When Good Suggestions Feel Bad: That’s Useful Mind-Body Feedback
While there are a lot of ways of using self-hypnosis, the simplest is to use direct suggestion, with a list of positive suggestions that you repeat to yourself over and over during the session. The rules are pretty simple:
- Say it the way you want it: “I’m a valuable human being,” not “I’m not worthless.”
- Put it in the present or present progressive tense, since the unconscious mind may choose to procrastinate forever if you use the future tense. “I am a nonsmoker,” not “I will be a nonsmoker.”
- Specify the desired outcome, and leave the method of achieving it completely unspecified: “I am confident,” not “I get confidence from my lucky rabbit’s foot.”
- When in doubt, use general suggestions: “Every day in every way, I’m getting better and better” is traditional.
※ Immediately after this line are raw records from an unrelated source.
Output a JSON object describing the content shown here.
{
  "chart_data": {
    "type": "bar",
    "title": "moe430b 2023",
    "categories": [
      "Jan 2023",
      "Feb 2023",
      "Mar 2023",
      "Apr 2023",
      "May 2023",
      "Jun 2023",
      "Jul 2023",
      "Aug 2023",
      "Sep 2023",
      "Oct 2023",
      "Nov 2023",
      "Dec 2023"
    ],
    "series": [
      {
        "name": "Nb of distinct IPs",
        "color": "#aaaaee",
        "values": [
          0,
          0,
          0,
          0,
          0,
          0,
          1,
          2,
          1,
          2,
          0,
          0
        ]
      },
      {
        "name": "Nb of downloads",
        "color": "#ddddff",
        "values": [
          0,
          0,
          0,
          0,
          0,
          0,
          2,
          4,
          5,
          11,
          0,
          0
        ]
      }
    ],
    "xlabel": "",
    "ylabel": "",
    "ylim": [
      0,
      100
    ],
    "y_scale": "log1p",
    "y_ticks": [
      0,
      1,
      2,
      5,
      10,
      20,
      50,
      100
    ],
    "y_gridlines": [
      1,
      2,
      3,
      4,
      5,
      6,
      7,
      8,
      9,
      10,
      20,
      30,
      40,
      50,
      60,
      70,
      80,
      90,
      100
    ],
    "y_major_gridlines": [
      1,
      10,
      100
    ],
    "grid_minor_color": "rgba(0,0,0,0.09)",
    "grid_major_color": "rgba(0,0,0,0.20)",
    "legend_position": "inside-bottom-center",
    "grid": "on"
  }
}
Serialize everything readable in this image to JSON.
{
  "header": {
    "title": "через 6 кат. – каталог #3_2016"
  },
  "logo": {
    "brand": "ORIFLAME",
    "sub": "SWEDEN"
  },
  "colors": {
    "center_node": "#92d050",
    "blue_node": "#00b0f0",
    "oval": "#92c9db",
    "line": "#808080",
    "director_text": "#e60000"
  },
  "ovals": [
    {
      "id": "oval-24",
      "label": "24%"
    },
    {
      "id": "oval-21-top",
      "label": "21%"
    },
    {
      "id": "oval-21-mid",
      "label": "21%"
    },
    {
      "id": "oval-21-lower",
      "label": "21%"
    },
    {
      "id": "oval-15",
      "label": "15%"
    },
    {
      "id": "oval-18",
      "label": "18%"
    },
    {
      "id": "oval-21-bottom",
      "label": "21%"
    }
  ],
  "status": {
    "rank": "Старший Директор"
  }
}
I’m also rather fond of the childlike, “I am good. I am great. I love me.”
- Repeat them many, many times, exactly as written. One advantage of hypnosis is that it allows you to tolerate and even enjoy verbatim repetition. Sometimes you’ll feel like each repetition is opening another door.
You can write them on a card and open your eyes if you want: self-hypnosis works fine if you open your eyes for this purpose.
Anyway, if you’re like me, suggestions like “I am good. I am great. I love me” will initially spark some internal resistance, which you will feel in some way, somewhere in your body, or through some kind of internal dialog or imagery. This is good!